Fourthly, the as-built SAP analysis picked up significant variations upwards in U-values (i.e. greater rates of heat loss than intended), in particular for floors and ceilings. Julio cited issues of construction practice and quality control in this regard. Although as-built SAP predictions take such variations into account, this is inevitably predicated on certain assumptions as to occupants’ use of comfort controls. If higher as-built U-values are coupled with higher settings on thermostats, the implications for the gap between ‘benchmark’ SAP prediction and reality (identifiable via gas meters, where normal boilers are used) become more severe. On the other hand the variations between design baselines for air leakage and measured as-built values were quite modest, with many better than intended. The design intention in the first four plots changed from MVHR (2.18 m3/h.m2) to intermittent extract with acceptable values above the regulatory value of 3.0 m3/h.m2 – varying from 3.07 to 3.59. Of the remaining 23 cases, 18 (78%) were below the design baseline (mean -0.22 m3/h.m2) and 5 (22%) were above (mean +0.84 m3/h.m2).

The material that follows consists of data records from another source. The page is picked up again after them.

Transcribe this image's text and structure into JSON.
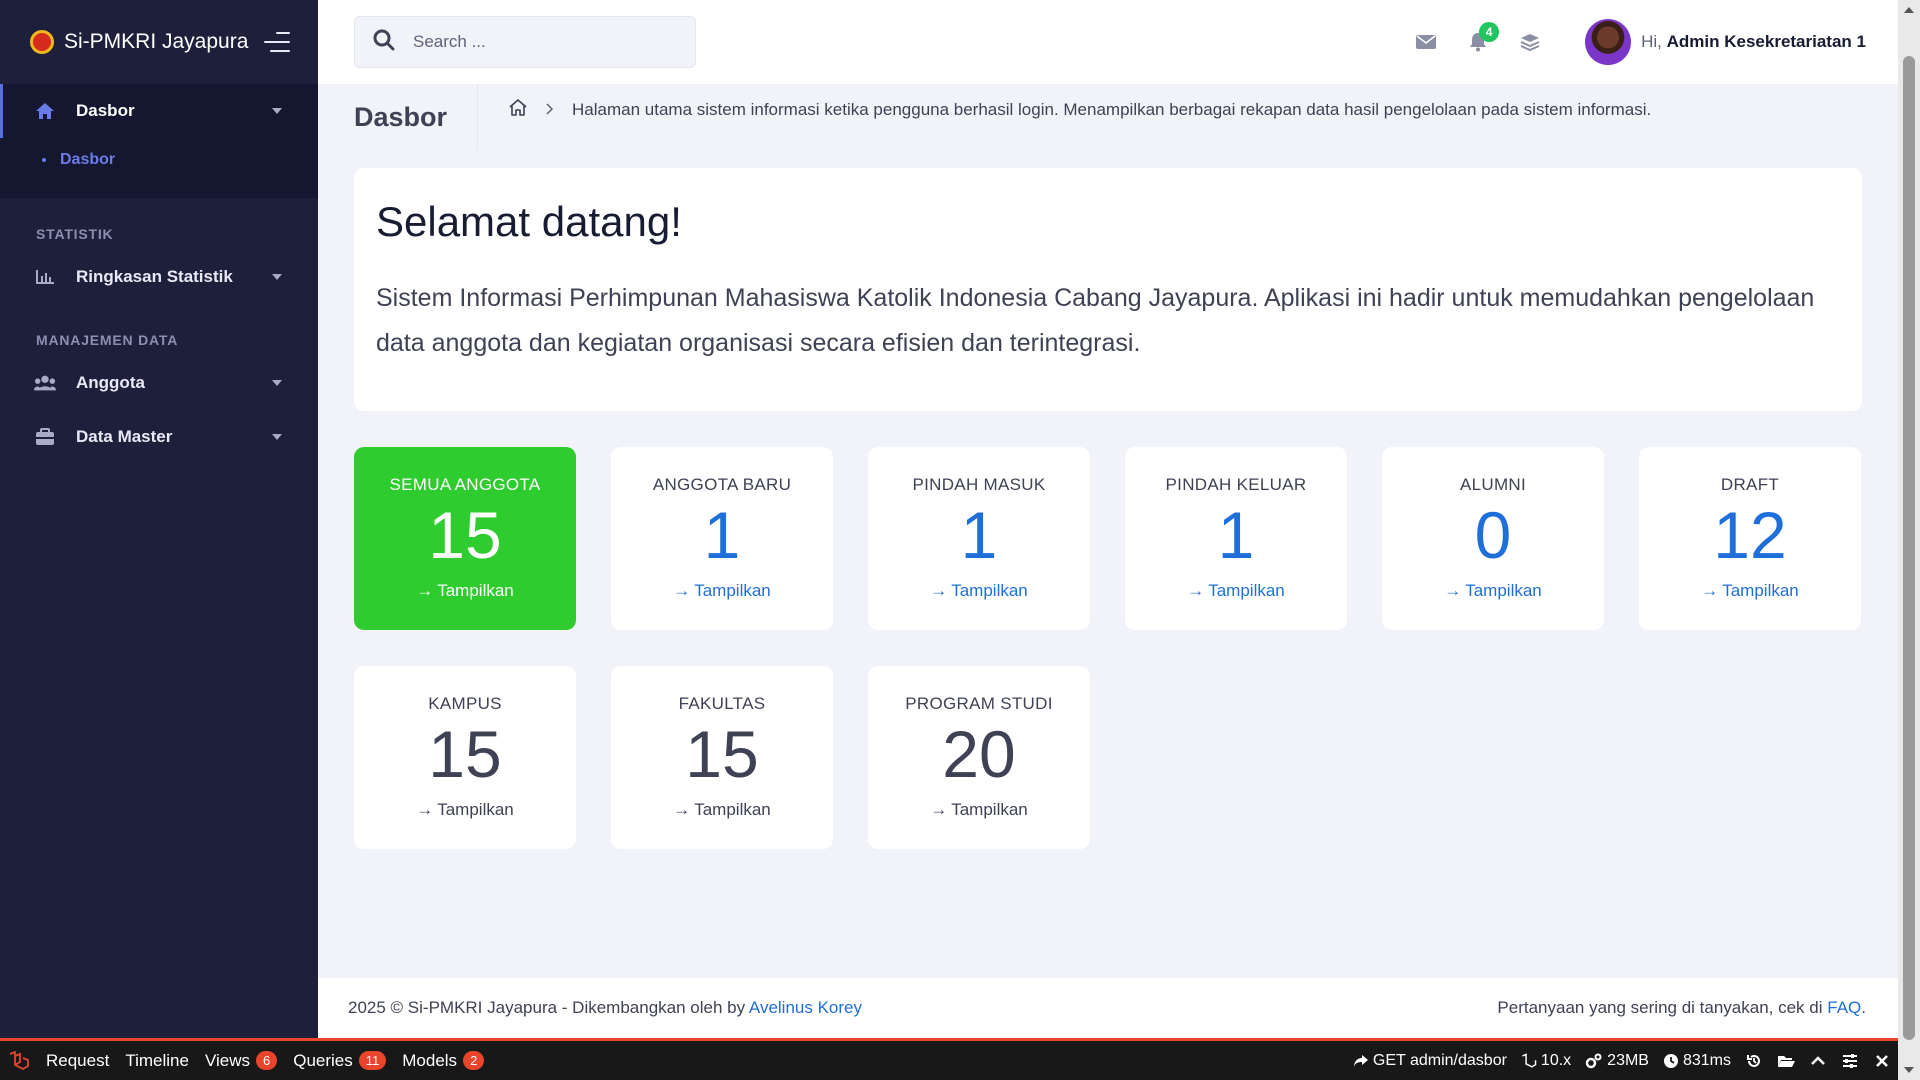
{
  "sidebar": {
    "brand": "Si-PMKRI Jayapura",
    "dasbor_label": "Dasbor",
    "dasbor_sub": "Dasbor",
    "section_statistik": "STATISTIK",
    "ringkasan_label": "Ringkasan Statistik",
    "section_manajemen": "MANAJEMEN DATA",
    "anggota_label": "Anggota",
    "datamaster_label": "Data Master"
  },
  "topbar": {
    "search_placeholder": "Search ...",
    "notif_count": "4",
    "greeting": "Hi,",
    "user_name": "Admin Kesekretariatan 1"
  },
  "subheader": {
    "title": "Dasbor",
    "breadcrumb": "Halaman utama sistem informasi ketika pengguna berhasil login. Menampilkan berbagai rekapan data hasil pengelolaan pada sistem informasi."
  },
  "welcome": {
    "heading": "Selamat datang!",
    "text": "Sistem Informasi Perhimpunan Mahasiswa Katolik Indonesia Cabang Jayapura. Aplikasi ini hadir untuk memudahkan pengelolaan data anggota dan kegiatan organisasi secara efisien dan terintegrasi."
  },
  "stats": [
    {
      "label": "SEMUA ANGGOTA",
      "value": "15",
      "link": "Tampilkan"
    },
    {
      "label": "ANGGOTA BARU",
      "value": "1",
      "link": "Tampilkan"
    },
    {
      "label": "PINDAH MASUK",
      "value": "1",
      "link": "Tampilkan"
    },
    {
      "label": "PINDAH KELUAR",
      "value": "1",
      "link": "Tampilkan"
    },
    {
      "label": "ALUMNI",
      "value": "0",
      "link": "Tampilkan"
    },
    {
      "label": "DRAFT",
      "value": "12",
      "link": "Tampilkan"
    },
    {
      "label": "KAMPUS",
      "value": "15",
      "link": "Tampilkan"
    },
    {
      "label": "FAKULTAS",
      "value": "15",
      "link": "Tampilkan"
    },
    {
      "label": "PROGRAM STUDI",
      "value": "20",
      "link": "Tampilkan"
    }
  ],
  "footer": {
    "left_text": "2025 © Si-PMKRI Jayapura - Dikembangkan oleh by",
    "left_link": "Avelinus Korey",
    "right_text": "Pertanyaan yang sering di tanyakan, cek di",
    "right_link": "FAQ",
    "right_end": "."
  },
  "debugbar": {
    "tabs": [
      {
        "label": "Request",
        "count": ""
      },
      {
        "label": "Timeline",
        "count": ""
      },
      {
        "label": "Views",
        "count": "6"
      },
      {
        "label": "Queries",
        "count": "11"
      },
      {
        "label": "Models",
        "count": "2"
      }
    ],
    "route": "GET admin/dasbor",
    "version": "10.x",
    "memory": "23MB",
    "time": "831ms"
  },
  "colors": {
    "sidebar_bg": "#1e1f3b",
    "accent_blue": "#1e6fd9",
    "green_card": "#2ecc2e",
    "badge_green": "#22c55e",
    "debug_red": "#e8452c"
  }
}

The lowest measured value was for the Passivhaus (Plot 18), where the design baseline was 0.6 and the measured value 0.53 m3/h.m2. Of course, at such low rates of permeability the efficacy of the MVHR system, always paramount, taken together with occupants’ habits with respect to opening windows and doors, becomes very critical for performance. The IAQ analysis in

Julio’s second report will indeed be interesting. Last but not least, despite all the vagaries of predicted versus measured performance, the social surveys had found a high level of satisfaction among the occupants in terms of comfort, convenience and so forth. This is important, and one has to bear in mind that some occupants may need higher than average temperatures for their comfort or may value fresher air quality indoors than the minimum required for health. This is life! Many thanks to Julio for his valuable insights – both during his February 2014 talk, with a very engaged audience, and subsequently by email.As postscript, Peter Barrow of Solar Century, and present at the seminar, gave a very brief presentation regarding the use of PV roofing tiles (Plots 19-21, Block 7). Quoting from the report: “A solar system of 32 x 90Wp Solesia Modern PV tiles was installed on the roof. This system gave an installed capacity of 2.88 kWp, covering an area of 17m2. The expected first year electrical generation for this system was 2,472 kWh. The recorded metered electricity generated for August 2012 was 280 kWh. The total amount of global irradiation on this system over the month of August (17m2) was 1,989 kWh; giving a system efficiency of 14% which is realistic taking into account system and PV module losses.” So that is quite a satisfactory picture, and should at least go some way to offset the increase in consumption relative to the SAP regulated energy prediction for Plot 19!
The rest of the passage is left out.